Changabang is a mountain in the Garhwal Himalayas of Uttarakhand, India. It is part of a group of peaks that form the northeast wall of the Nanda Devi Sanctuary. It is a particularly steep and rocky peak, and all routes on it are serious undertakings. It has been the site of many significant climbs. It does not have a high topographic prominence, being slightly lower than its near neighbour Kalanka to the east, and lower than many other peaks in the immediate vicinity, but its steep rocky profile has made it a more attractive destination than its elevation would indicate. Changabang loosely translated means "shining mountain" in Hindi.

==Climbing==
===First ascent===
Changabang was first climbed on 4 June 1974 by an expedition led by Lt. Col Balwant Sandhu and Chris Bonington, via the Southeast Face, leading to the East Ridge. This is the easiest route on the mountain, and one of the few that is primarily a snow/ice climb, as opposed to a rock climb with some snow, ice, or mixed terrain.

===Notable ascents===
Other notable ascents include some of the hardest climbs ever done in the Himalayas.

- 1976 Southwest Ridge, Naoki Toda, Akira Kobayashi, Masahide Aida, Harumi Ohno, Yukio Asano and Teruyoshi Karino (Japanese Alpine Club) all reached the summit after 33 days of effort.
- 1976 West Wall, Peter Boardman and Joe Tasker, summit reached 15 October 1976. The route took over 25 days to ascend, and their use of big wall climbing techniques to overcome the serious, sustained difficulties was revolutionary. Boardman's account of the ascent, The Shining Mountain, won the 1979 John Llewellyn Rhys Prize for literature.
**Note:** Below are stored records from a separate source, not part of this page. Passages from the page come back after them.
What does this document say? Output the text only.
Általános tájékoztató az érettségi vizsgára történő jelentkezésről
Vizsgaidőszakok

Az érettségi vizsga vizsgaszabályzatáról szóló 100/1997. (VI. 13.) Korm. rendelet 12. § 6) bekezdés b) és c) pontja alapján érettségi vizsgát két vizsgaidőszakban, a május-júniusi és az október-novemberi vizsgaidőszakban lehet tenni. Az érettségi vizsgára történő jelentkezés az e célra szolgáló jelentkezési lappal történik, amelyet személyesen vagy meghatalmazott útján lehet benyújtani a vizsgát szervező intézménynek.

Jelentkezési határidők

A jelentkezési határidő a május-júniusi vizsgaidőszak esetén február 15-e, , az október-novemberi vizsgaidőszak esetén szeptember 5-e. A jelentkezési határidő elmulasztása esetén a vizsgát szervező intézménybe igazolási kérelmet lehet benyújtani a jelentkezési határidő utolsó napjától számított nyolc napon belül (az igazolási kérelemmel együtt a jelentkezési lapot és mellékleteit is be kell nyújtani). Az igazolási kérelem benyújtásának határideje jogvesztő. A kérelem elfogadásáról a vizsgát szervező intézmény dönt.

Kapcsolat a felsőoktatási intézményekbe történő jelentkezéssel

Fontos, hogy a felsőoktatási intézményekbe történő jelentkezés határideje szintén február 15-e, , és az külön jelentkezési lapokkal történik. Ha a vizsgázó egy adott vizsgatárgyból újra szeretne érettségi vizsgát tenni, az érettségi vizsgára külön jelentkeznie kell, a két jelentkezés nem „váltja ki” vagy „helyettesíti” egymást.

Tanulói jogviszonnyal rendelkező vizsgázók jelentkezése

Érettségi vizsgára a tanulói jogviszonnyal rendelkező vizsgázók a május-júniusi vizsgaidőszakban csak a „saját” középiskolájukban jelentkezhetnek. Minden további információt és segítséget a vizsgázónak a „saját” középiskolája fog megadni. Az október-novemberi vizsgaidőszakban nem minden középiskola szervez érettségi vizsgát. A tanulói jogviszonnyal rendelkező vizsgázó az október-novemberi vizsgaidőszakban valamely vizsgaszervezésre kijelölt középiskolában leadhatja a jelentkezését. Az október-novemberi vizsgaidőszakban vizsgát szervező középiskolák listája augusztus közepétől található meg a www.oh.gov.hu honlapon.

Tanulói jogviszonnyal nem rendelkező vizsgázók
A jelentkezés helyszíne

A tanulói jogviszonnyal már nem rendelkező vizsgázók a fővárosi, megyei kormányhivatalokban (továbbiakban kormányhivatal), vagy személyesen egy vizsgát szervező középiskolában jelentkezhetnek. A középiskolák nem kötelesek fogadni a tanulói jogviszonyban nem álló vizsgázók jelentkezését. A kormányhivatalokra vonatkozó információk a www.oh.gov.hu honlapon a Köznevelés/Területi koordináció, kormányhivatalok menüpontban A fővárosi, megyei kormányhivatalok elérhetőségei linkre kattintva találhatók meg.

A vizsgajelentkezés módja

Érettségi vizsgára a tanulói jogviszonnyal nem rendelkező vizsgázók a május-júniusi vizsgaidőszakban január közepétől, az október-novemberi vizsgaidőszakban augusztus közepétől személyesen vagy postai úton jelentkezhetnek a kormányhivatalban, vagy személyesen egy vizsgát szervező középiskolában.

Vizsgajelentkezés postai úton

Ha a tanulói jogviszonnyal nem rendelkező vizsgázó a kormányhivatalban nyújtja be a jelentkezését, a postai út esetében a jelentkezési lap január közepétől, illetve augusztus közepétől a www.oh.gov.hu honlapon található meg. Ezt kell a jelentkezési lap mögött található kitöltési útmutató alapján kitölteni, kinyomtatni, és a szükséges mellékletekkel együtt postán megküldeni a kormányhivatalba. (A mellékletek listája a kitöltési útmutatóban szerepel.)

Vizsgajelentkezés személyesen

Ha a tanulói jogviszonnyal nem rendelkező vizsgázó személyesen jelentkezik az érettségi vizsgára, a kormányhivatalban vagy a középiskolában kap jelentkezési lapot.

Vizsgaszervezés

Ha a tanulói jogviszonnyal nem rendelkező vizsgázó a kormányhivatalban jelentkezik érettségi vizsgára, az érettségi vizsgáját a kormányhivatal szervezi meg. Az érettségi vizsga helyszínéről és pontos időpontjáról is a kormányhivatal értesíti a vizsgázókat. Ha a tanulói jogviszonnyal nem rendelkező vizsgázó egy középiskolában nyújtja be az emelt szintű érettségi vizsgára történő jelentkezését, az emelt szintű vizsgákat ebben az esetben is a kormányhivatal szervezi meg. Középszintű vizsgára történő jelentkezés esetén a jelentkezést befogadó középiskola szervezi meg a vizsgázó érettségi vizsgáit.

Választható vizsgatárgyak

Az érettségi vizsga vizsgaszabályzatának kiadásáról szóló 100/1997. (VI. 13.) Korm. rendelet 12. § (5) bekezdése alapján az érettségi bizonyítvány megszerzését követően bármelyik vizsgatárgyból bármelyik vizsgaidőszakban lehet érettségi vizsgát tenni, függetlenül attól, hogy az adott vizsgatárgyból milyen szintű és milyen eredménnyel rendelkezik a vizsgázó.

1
- 1978 Direct South Face, Wojciech Kurtyka (Pol.), Krzysztof Żurek (Pol.), Alex MacIntyre (UK) and John Porter (US-UK), summit reached 27 September 1978.
- 1981 South Ridge, Ugo Manera (Ita.), Lino Castiglia (Ita.) first summit via the South Ridge.
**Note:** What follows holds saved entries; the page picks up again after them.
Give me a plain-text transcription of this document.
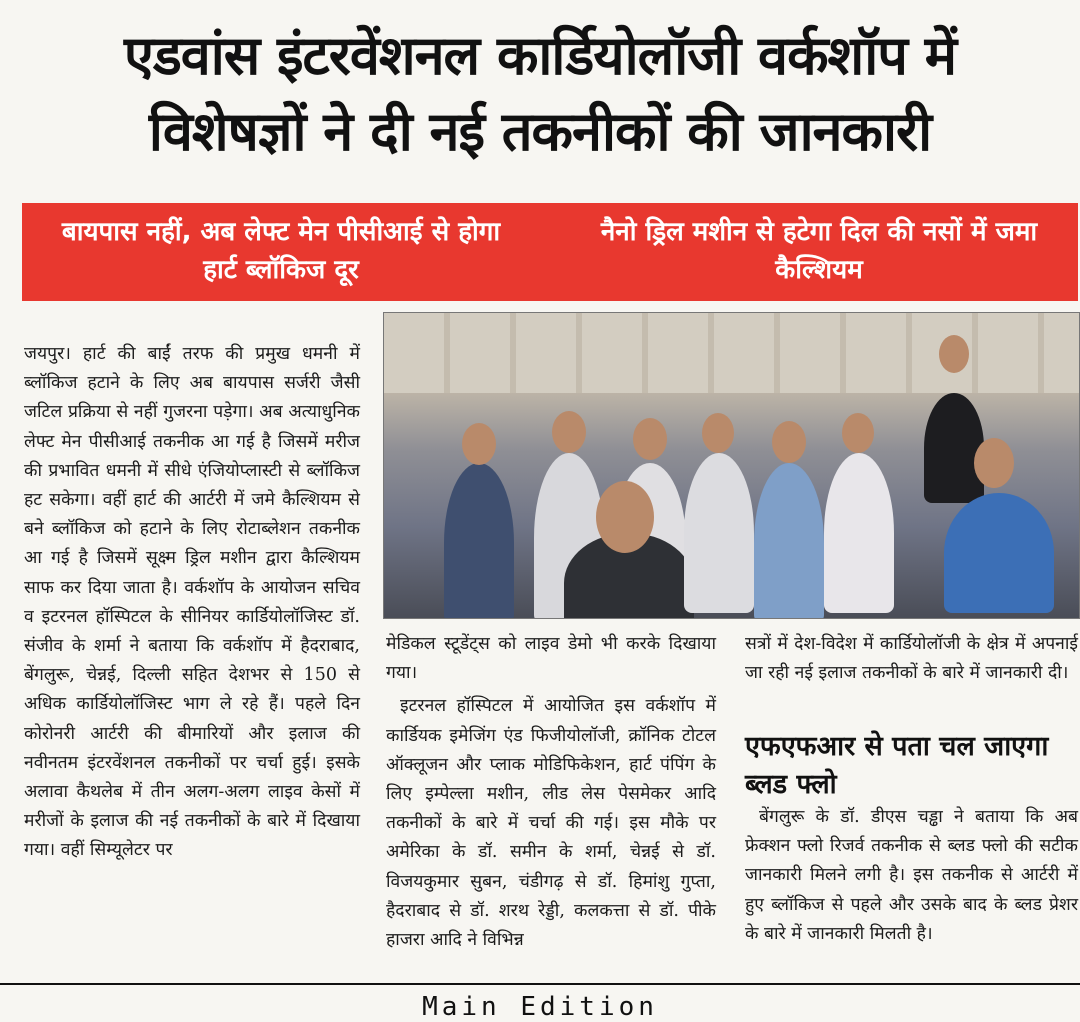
एडवांस इंटरवेंशनल कार्डियोलॉजी वर्कशॉप में
विशेषज्ञों ने दी नई तकनीकों की जानकारी
बायपास नहीं, अब लेफ्ट मेन पीसीआई से होगा हार्ट ब्लॉकिज दूर
नैनो ड्रिल मशीन से हटेगा दिल की नसों में जमा कैल्शियम

जयपुर। हार्ट की बाईं तरफ की प्रमुख धमनी में ब्लॉकिज हटाने के लिए अब बायपास सर्जरी जैसी जटिल प्रक्रिया से नहीं गुजरना पड़ेगा। अब अत्याधुनिक लेफ्ट मेन पीसीआई तकनीक आ गई है जिसमें मरीज की प्रभावित धमनी में सीधे एंजियोप्लास्टी से ब्लॉकिज हट सकेगा। वहीं हार्ट की आर्टरी में जमे कैल्शियम से बने ब्लॉकिज को हटाने के लिए रोटाब्लेशन तकनीक आ गई है जिसमें सूक्ष्म ड्रिल मशीन द्वारा कैल्शियम साफ कर दिया जाता है। वर्कशॉप के आयोजन सचिव व इटरनल हॉस्पिटल के सीनियर कार्डियोलॉजिस्ट डॉ. संजीव के शर्मा ने बताया कि वर्कशॉप में हैदराबाद, बेंगलुरू, चेन्नई, दिल्ली सहित देशभर से 150 से अधिक कार्डियोलॉजिस्ट भाग ले रहे हैं। पहले दिन कोरोनरी आर्टरी की बीमारियों और इलाज की नवीनतम इंटरवेंशनल तकनीकों पर चर्चा हुई। इसके अलावा कैथलेब में तीन अलग-अलग लाइव केसों में मरीजों के इलाज की नई तकनीकों के बारे में दिखाया गया। वहीं सिम्यूलेटर पर

मेडिकल स्टूडेंट्स को लाइव डेमो भी करके दिखाया गया।

इटरनल हॉस्पिटल में आयोजित इस वर्कशॉप में कार्डियक इमेजिंग एंड फिजीयोलॉजी, क्रॉनिक टोटल ऑक्लूजन और प्लाक मोडिफिकेशन, हार्ट पंपिंग के लिए इम्पेल्ला मशीन, लीड लेस पेसमेकर आदि तकनीकों के बारे में चर्चा की गई। इस मौके पर अमेरिका के डॉ. समीन के शर्मा, चेन्नई से डॉ. विजयकुमार सुबन, चंडीगढ़ से डॉ. हिमांशु गुप्ता, हैदराबाद से डॉ. शरथ रेड्डी, कलकत्ता से डॉ. पीके हाजरा आदि ने विभिन्न

सत्रों में देश-विदेश में कार्डियोलॉजी के क्षेत्र में अपनाई जा रही नई इलाज तकनीकों के बारे में जानकारी दी।

एफएफआर से पता चल जाएगा ब्लड फ्लो

बेंगलुरू के डॉ. डीएस चड्ढा ने बताया कि अब फ्रेक्शन फ्लो रिजर्व तकनीक से ब्लड फ्लो की सटीक जानकारी मिलने लगी है। इस तकनीक से आर्टरी में हुए ब्लॉकिज से पहले और उसके बाद के ब्लड प्रेशर के बारे में जानकारी मिलती है।

Main Edition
- 1997 North Face, Andy Cave and Brendan Murphy (summit) with Mick Fowler and Steve Sustad (to summit ridge) made the first ascent of the North Face of Changabang, a 1,600 m (5,250 ft) route involving steep, sustained ice, mixed, and rock climbing. (Murphy was hit by an avalanche and swept off the face to his death on the descent.)
- 1998 The Lightning Route, Carlos Buhler (US) and a team of Russians (Andrei Volkov, Andrei Mariev, Ivan Dusharin and Pavel Chabaline) established a demanding new route on the north face: (VII 5.9 A4 WI4, 1580m)
- 2006 A New Route, On 12 October 2006, two Mexican climbers, Andrés Delgado and Alfonso de la Parra, summitted Changabang by a new route. While descending, they encountered a storm and were officially reported missing by the Indian Mountaineering Federation on 15 October, when they last made contact via satellite phone. An initial rescue effort was made despite harsh weather conditions, but on 8 November the search was cancelled due to continued harsh weather.
- 2022 The 2nd Ascent of West Wall, Matthew Scholes, Kim Ladiges from Australia and Daniel Joll from New Zealand made the second ascent of the West Ridge in the first week of May.